1880 eröffnete das Keramik-Museum - mit einer Schausammlung von Mustern aus aller Welt. Der Töpfermarkt, der jedes Jahr im Juni stattfindet, ist seit 1971 etabliert. Seit 1995 zeichnet das Keramik-Museum sogar die handwerkliche und künstlerische Qualitätskeramik mit dem einzigen mitteldeutschen Keramikpreis aus.
Das Keramik-Museum Bürgel verfügt über die größte öffentlich zugängliche Sammlung von Keramiken nach Entwürfen des Gestalters Henry van de Velde. Für einen Rundgang durch die Ausstellungsbereich empfiehlt sich der Audioguide mit wertvollen Informationen rund um das berühmte Blau-Weiß. Seit Mai setzt sich eine Sonderausstellung mit keramischen Kuriositäten rund ums Kindsein auseinander. Oder wissen Sie, was eine Sparbrust ist?
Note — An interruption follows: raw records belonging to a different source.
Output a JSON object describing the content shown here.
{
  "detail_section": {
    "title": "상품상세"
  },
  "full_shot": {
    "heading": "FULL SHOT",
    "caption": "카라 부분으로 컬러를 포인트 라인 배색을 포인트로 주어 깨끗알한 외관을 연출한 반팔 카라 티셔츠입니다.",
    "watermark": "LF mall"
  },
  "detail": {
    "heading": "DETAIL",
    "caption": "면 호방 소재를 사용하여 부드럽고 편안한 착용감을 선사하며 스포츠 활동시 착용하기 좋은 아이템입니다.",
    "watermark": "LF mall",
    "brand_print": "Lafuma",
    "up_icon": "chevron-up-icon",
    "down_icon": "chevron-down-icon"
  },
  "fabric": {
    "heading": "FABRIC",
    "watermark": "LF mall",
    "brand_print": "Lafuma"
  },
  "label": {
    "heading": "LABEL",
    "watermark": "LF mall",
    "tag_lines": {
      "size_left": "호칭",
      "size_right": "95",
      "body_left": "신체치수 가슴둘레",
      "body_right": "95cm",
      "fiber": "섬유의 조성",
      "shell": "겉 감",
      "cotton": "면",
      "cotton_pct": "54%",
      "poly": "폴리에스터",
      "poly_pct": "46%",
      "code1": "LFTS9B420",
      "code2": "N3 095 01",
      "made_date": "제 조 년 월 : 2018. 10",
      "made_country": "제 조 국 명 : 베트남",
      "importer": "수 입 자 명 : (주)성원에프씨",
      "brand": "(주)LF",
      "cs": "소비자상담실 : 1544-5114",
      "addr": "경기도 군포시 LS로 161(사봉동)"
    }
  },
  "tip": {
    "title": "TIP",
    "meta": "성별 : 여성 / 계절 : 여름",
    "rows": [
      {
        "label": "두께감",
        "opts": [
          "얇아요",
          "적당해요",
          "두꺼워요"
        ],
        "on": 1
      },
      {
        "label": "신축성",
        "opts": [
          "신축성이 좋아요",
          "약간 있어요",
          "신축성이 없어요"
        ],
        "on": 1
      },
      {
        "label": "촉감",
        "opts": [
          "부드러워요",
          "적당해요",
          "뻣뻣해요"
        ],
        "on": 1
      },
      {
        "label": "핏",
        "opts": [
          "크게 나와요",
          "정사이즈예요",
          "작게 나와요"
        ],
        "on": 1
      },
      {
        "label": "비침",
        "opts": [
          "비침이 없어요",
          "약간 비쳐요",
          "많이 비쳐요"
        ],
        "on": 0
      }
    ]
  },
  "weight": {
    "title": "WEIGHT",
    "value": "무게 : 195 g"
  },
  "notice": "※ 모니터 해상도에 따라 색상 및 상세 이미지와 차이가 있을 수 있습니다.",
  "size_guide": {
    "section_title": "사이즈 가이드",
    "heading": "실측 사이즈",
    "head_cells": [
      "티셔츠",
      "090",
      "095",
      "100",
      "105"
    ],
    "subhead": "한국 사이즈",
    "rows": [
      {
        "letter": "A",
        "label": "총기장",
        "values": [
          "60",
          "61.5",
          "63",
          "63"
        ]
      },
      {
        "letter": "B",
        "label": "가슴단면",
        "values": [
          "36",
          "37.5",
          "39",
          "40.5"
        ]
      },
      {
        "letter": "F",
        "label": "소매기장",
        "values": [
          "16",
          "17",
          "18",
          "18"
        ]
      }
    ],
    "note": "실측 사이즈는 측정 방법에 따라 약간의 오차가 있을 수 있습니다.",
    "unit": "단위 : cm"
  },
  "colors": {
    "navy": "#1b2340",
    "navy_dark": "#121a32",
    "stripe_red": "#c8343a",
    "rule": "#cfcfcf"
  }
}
1920 entschied man sich, im ehemaligen Marstall in Dornburg eine kunsthandwerkliche Ausbildungsstätte der Weimarer Bauhaus-Universität einzurichten. Ziel war es, handwerklich gebildete Künstler bzw. künstlerisch gebildete Handwerker hervorzubringen – ein geeigneter Platz konnte im kleinstädtischen Dornburg gefunden werden. Die Menschen beäugten die Bauhaus-Studenten argwöhnisch und nahmen nicht nur wegen öffentlichen Nacktbadens in der Saale Anstoß. 1923 zeichnete sich durch die Arbeit ein Technologiesprung von der Töpferscheibe zur Gusskeramik ab und es entstanden Prototypen für die serielle Produktion. Mit der Bauhaus-Keramik-Werkstatt verbinden sich namhafte Künstler wie Gerhard Marcks, Max Krehan und Otto Lindig, aber am Dessauer Standort wurde sie nicht fortgeführt.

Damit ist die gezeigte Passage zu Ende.